Son was laughing. “Right,” he said. “Right.”

“Don’t encourage her, man,” said Gideon. “She’s a mean one and one of the blind race. You can’t tell them nothing. They love lies.”

Therese said she was not of that race. That the blind race lost their sight around forty and she was into her fifties and her vision had not gone dark until a few years ago.

Gideon started to tease her about being “into her fifties.” Sixties, more like, he said, and she had faked sight so long she didn’t remember herself when she started to go blind.

Son asked who were the blind race so Gideon told him a story about a race of blind people descended from some slaves who went blind the minute they saw Dominique. A fishermen’s tale, he said. The island where the rich Americans lived is named for them, he said. Their ship foundered and sank with Frenchmen, horses and slaves aboard. The blinded slaves could not see how or where to swim so they were at the mercy of the current and the tide. They floated and trod water and ended up on that island along with the horses that had swum ashore. Some of them were only partially blinded and were rescued later by the French, and returned to Queen of France and indenture. The others, totally blind, hid. The ones who came back had children who, as they got on into middle age, went blind too. What they saw, they saw with the eye of the mind, and that, of course, was not to be trusted. Therese, he said, was one such. He himself was not, since his mother and Therese had different fathers.
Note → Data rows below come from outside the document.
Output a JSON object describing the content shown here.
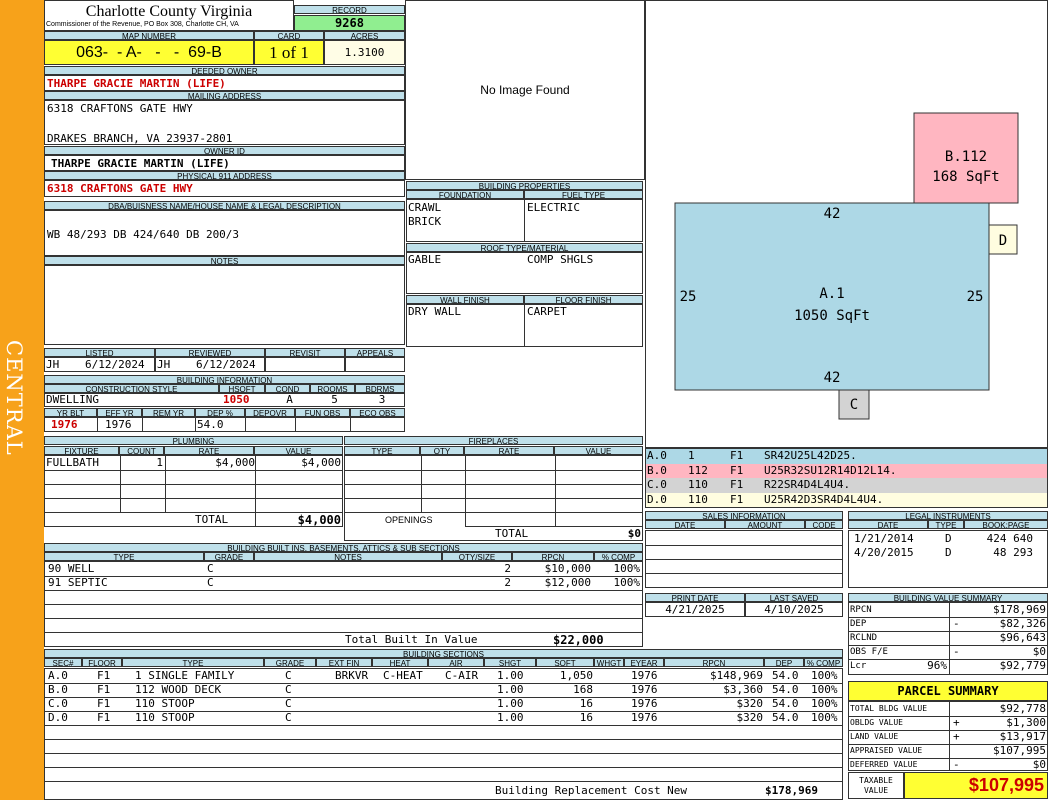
{
  "sidebar": {
    "label": "CENTRAL"
  },
  "header": {
    "county": "Charlotte County Virginia",
    "commissioner": "Commissioner of the Revenue, PO Box 308, Charlotte CH, VA",
    "record_label": "RECORD",
    "record": "9268",
    "map_label": "MAP NUMBER",
    "map": "063-  - A-   -   -  69-B",
    "card_label": "CARD",
    "card": "1 of 1",
    "acres_label": "ACRES",
    "acres": "1.3100"
  },
  "owner": {
    "deeded_label": "DEEDED OWNER",
    "deeded": "THARPE GRACIE MARTIN (LIFE)",
    "mailing_label": "MAILING ADDRESS",
    "mail1": "6318 CRAFTONS GATE HWY",
    "mail2": "DRAKES BRANCH, VA 23937-2801",
    "ownerid_label": "OWNER ID",
    "ownerid": "THARPE GRACIE MARTIN (LIFE)",
    "physical_label": "PHYSICAL 911 ADDRESS",
    "physical": "6318 CRAFTONS GATE HWY",
    "dba_label": "DBA/BUISNESS NAME/HOUSE NAME & LEGAL DESCRIPTION",
    "legal": "WB 48/293 DB 424/640 DB 200/3",
    "notes_label": "NOTES"
  },
  "image": {
    "none": "No Image Found"
  },
  "listing": {
    "listed_label": "LISTED",
    "reviewed_label": "REVIEWED",
    "revisit_label": "REVISIT",
    "appeals_label": "APPEALS",
    "listed_by": "JH",
    "listed_date": "6/12/2024",
    "reviewed_by": "JH",
    "reviewed_date": "6/12/2024"
  },
  "building_info": {
    "title": "BUILDING INFORMATION",
    "style_label": "CONSTRUCTION STYLE",
    "hsqft_label": "HSQFT",
    "cond_label": "COND",
    "rooms_label": "ROOMS",
    "bdrms_label": "BDRMS",
    "style": "DWELLING",
    "hsqft": "1050",
    "cond": "A",
    "rooms": "5",
    "bdrms": "3",
    "yrblt_label": "YR BLT",
    "effyr_label": "EFF YR",
    "remyr_label": "REM YR",
    "dep_label": "DEP %",
    "depovr_label": "DEPOVR",
    "funobs_label": "FUN OBS",
    "ecoobs_label": "ECO OBS",
    "yrblt": "1976",
    "effyr": "1976",
    "dep": "54.0"
  },
  "plumbing": {
    "title": "PLUMBING",
    "h_fixture": "FIXTURE",
    "h_count": "COUNT",
    "h_rate": "RATE",
    "h_value": "VALUE",
    "fixture": "FULLBATH",
    "count": "1",
    "rate": "$4,000",
    "value": "$4,000",
    "total_label": "TOTAL",
    "total": "$4,000"
  },
  "fireplaces": {
    "title": "FIREPLACES",
    "h_type": "TYPE",
    "h_qty": "QTY",
    "h_rate": "RATE",
    "h_value": "VALUE",
    "openings": "OPENINGS",
    "total_label": "TOTAL",
    "total": "$0"
  },
  "props": {
    "title": "BUILDING PROPERTIES",
    "foundation_label": "FOUNDATION",
    "fuel_label": "FUEL TYPE",
    "foundation1": "CRAWL",
    "foundation2": "BRICK",
    "fuel": "ELECTRIC",
    "roof_label": "ROOF TYPE/MATERIAL",
    "roof_type": "GABLE",
    "roof_mat": "COMP SHGLS",
    "wall_label": "WALL FINISH",
    "floor_label": "FLOOR FINISH",
    "wall": "DRY WALL",
    "floor": "CARPET"
  },
  "builtins": {
    "title": "BUILDING BUILT INS, BASEMENTS, ATTICS & SUB SECTIONS",
    "h_type": "TYPE",
    "h_grade": "GRADE",
    "h_notes": "NOTES",
    "h_qty": "QTY/SIZE",
    "h_rpcn": "RPCN",
    "h_comp": "% COMP",
    "rows": [
      {
        "type": "90 WELL",
        "grade": "C",
        "qty": "2",
        "rpcn": "$10,000",
        "comp": "100%"
      },
      {
        "type": "91 SEPTIC",
        "grade": "C",
        "qty": "2",
        "rpcn": "$12,000",
        "comp": "100%"
      }
    ],
    "total_label": "Total Built In Value",
    "total": "$22,000"
  },
  "sections": {
    "title": "BUILDING SECTIONS",
    "headers": [
      "SEC#",
      "FLOOR",
      "TYPE",
      "GRADE",
      "EXT FIN",
      "HEAT",
      "AIR",
      "SHGT",
      "SQFT",
      "WHGT",
      "EYEAR",
      "RPCN",
      "DEP",
      "% COMP"
    ],
    "rows": [
      {
        "sec": "A.0",
        "floor": "F1",
        "type": "1 SINGLE FAMILY",
        "grade": "C",
        "ext": "BRKVR",
        "heat": "C-HEAT",
        "air": "C-AIR",
        "shgt": "1.00",
        "sqft": "1,050",
        "eyear": "1976",
        "rpcn": "$148,969",
        "dep": "54.0",
        "comp": "100%"
      },
      {
        "sec": "B.0",
        "floor": "F1",
        "type": "112 WOOD DECK",
        "grade": "C",
        "ext": "",
        "heat": "",
        "air": "",
        "shgt": "1.00",
        "sqft": "168",
        "eyear": "1976",
        "rpcn": "$3,360",
        "dep": "54.0",
        "comp": "100%"
      },
      {
        "sec": "C.0",
        "floor": "F1",
        "type": "110 STOOP",
        "grade": "C",
        "ext": "",
        "heat": "",
        "air": "",
        "shgt": "1.00",
        "sqft": "16",
        "eyear": "1976",
        "rpcn": "$320",
        "dep": "54.0",
        "comp": "100%"
      },
      {
        "sec": "D.0",
        "floor": "F1",
        "type": "110 STOOP",
        "grade": "C",
        "ext": "",
        "heat": "",
        "air": "",
        "shgt": "1.00",
        "sqft": "16",
        "eyear": "1976",
        "rpcn": "$320",
        "dep": "54.0",
        "comp": "100%"
      }
    ],
    "replacement_label": "Building Replacement Cost New",
    "replacement": "$178,969"
  },
  "sketch": {
    "a_label": "A.1",
    "a_area": "1050 SqFt",
    "b_label": "B.112",
    "b_area": "168 SqFt",
    "c_label": "C",
    "d_label": "D",
    "top": "42",
    "bottom": "42",
    "left": "25",
    "right": "25",
    "colors": {
      "a": "#add8e6",
      "b": "#ffb6c1",
      "c": "#d3d3d3",
      "d": "#fffde0"
    }
  },
  "segments": [
    {
      "sec": "A.0",
      "code": "1",
      "fl": "F1",
      "path": "SR42U25L42D25."
    },
    {
      "sec": "B.0",
      "code": "112",
      "fl": "F1",
      "path": "U25R32SU12R14D12L14."
    },
    {
      "sec": "C.0",
      "code": "110",
      "fl": "F1",
      "path": "R22SR4D4L4U4."
    },
    {
      "sec": "D.0",
      "code": "110",
      "fl": "F1",
      "path": "U25R42D3SR4D4L4U4."
    }
  ],
  "sales": {
    "title": "SALES INFORMATION",
    "h_date": "DATE",
    "h_amount": "AMOUNT",
    "h_code": "CODE"
  },
  "legal": {
    "title": "LEGAL INSTRUMENTS",
    "h_date": "DATE",
    "h_type": "TYPE",
    "h_book": "BOOK:PAGE",
    "rows": [
      {
        "date": "1/21/2014",
        "type": "D",
        "book": "424 640"
      },
      {
        "date": "4/20/2015",
        "type": "D",
        "book": "48 293"
      }
    ]
  },
  "dates": {
    "print_label": "PRINT DATE",
    "saved_label": "LAST SAVED",
    "print": "4/21/2025",
    "saved": "4/10/2025"
  },
  "value_summary": {
    "title": "BUILDING VALUE SUMMARY",
    "rows": [
      {
        "label": "RPCN",
        "sign": "",
        "value": "$178,969"
      },
      {
        "label": "DEP",
        "sign": "-",
        "value": "$82,326"
      },
      {
        "label": "RCLND",
        "sign": "",
        "value": "$96,643"
      },
      {
        "label": "OBS F/E",
        "sign": "-",
        "value": "$0"
      },
      {
        "label": "Lcr",
        "pct": "96%",
        "sign": "",
        "value": "$92,779"
      }
    ]
  },
  "parcel": {
    "title": "PARCEL SUMMARY",
    "rows": [
      {
        "label": "TOTAL BLDG VALUE",
        "sign": "",
        "value": "$92,778"
      },
      {
        "label": "OBLDG VALUE",
        "sign": "+",
        "value": "$1,300"
      },
      {
        "label": "LAND VALUE",
        "sign": "+",
        "value": "$13,917"
      },
      {
        "label": "APPRAISED VALUE",
        "sign": "",
        "value": "$107,995"
      },
      {
        "label": "DEFERRED VALUE",
        "sign": "-",
        "value": "$0"
      }
    ],
    "taxable_label1": "TAXABLE",
    "taxable_label2": "VALUE",
    "taxable": "$107,995"
  }
}
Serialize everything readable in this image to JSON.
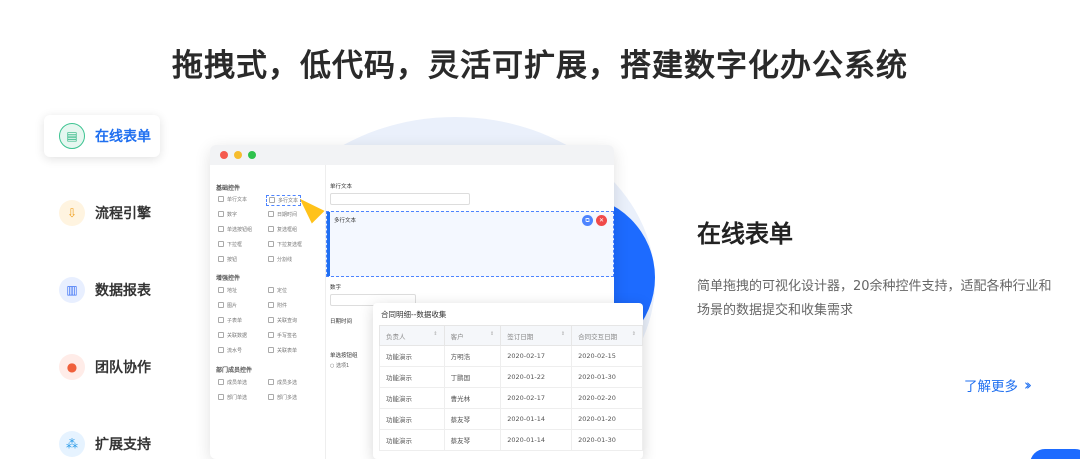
{
  "headline": "拖拽式，低代码，灵活可扩展，搭建数字化办公系统",
  "sidebar": {
    "items": [
      {
        "label": "在线表单",
        "icon": "form-icon",
        "active": true
      },
      {
        "label": "流程引擎",
        "icon": "flow-icon",
        "active": false
      },
      {
        "label": "数据报表",
        "icon": "report-icon",
        "active": false
      },
      {
        "label": "团队协作",
        "icon": "team-icon",
        "active": false
      },
      {
        "label": "扩展支持",
        "icon": "extension-icon",
        "active": false
      }
    ]
  },
  "designer": {
    "groups": [
      "基础控件",
      "增强控件",
      "部门成员控件"
    ],
    "basic_controls": [
      "单行文本",
      "多行文本",
      "数字",
      "日期时间",
      "单选按钮组",
      "复选框组",
      "下拉框",
      "下拉复选框",
      "按钮",
      "分割线"
    ],
    "enhanced_controls": [
      "地址",
      "定位",
      "图片",
      "附件",
      "子表单",
      "关联查询",
      "关联数据",
      "手写签名",
      "流水号",
      "关联表单"
    ],
    "member_controls": [
      "成员单选",
      "成员多选",
      "部门单选",
      "部门多选"
    ],
    "fields": {
      "single_line_label": "单行文本",
      "multi_line_label": "多行文本",
      "number_label": "数字",
      "datetime_label": "日期时间",
      "radio_label": "单选按钮组",
      "radio_option": "选项1"
    }
  },
  "table": {
    "title": "合同明细--数据收集",
    "headers": [
      "负责人",
      "客户",
      "签订日期",
      "合同交互日期"
    ],
    "rows": [
      [
        "功能演示",
        "方明浩",
        "2020-02-17",
        "2020-02-15"
      ],
      [
        "功能演示",
        "丁鹏国",
        "2020-01-22",
        "2020-01-30"
      ],
      [
        "功能演示",
        "曹光林",
        "2020-02-17",
        "2020-02-20"
      ],
      [
        "功能演示",
        "蔡友琴",
        "2020-01-14",
        "2020-01-20"
      ],
      [
        "功能演示",
        "蔡友琴",
        "2020-01-14",
        "2020-01-30"
      ]
    ]
  },
  "feature": {
    "title": "在线表单",
    "description": "简单拖拽的可视化设计器，20余种控件支持，适配各种行业和场景的数据提交和收集需求",
    "more_label": "了解更多"
  },
  "colors": {
    "accent": "#1f6ff0",
    "blob": "#eaf0fb",
    "blue": "#1d6bff",
    "cursor": "#ffc21a"
  }
}
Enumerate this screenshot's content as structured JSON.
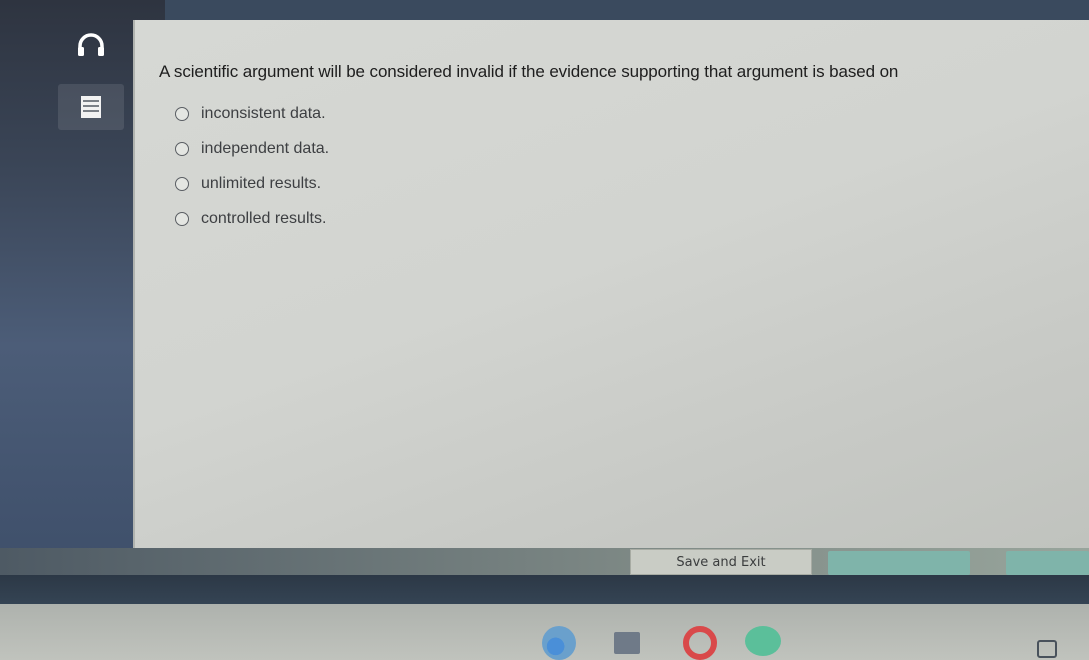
{
  "question": {
    "text": "A scientific argument will be considered invalid if the evidence supporting that argument is based on"
  },
  "choices": [
    {
      "label": "inconsistent data."
    },
    {
      "label": "independent data."
    },
    {
      "label": "unlimited results."
    },
    {
      "label": "controlled results."
    }
  ],
  "footer": {
    "save_exit_label": "Save and Exit"
  },
  "icons": {
    "audio": "headphones-icon",
    "notes": "notepad-icon"
  },
  "colors": {
    "content_bg": "#d2d4d0",
    "accent_button": "#7fb4aa"
  }
}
Son felt dizzy. The cheap rum and the story together made his head light.

“What happened to the ones who hid on the island? Were they ever caught?”

“No, man, still there,” said Gideon. “They ride those horses all over the hills. They learned to ride through the rain forest avoiding all sorts of trees and things. They race each other, and for sport they sleep with the swamp women in Sein de Veilles. Just before a storm you can hear them screwing way over here. Sounds like thunder,” he said, and burst into derisive laughter.

Son laughed too, then asked, “Seriously, did anybody ever see one of them?”

“No, and they can’t stand for sighted people to look at them without their permission. No telling what they’ll do if they know you saw them.”

“We thought you was one,” said Therese.

“She thought,” said Gideon. “Not me. Personally I think the blindness comes from second-degree syphilis.”

Therese ignored this remark. “I was the one made him leave the window that way. So you could get the food,” said Therese.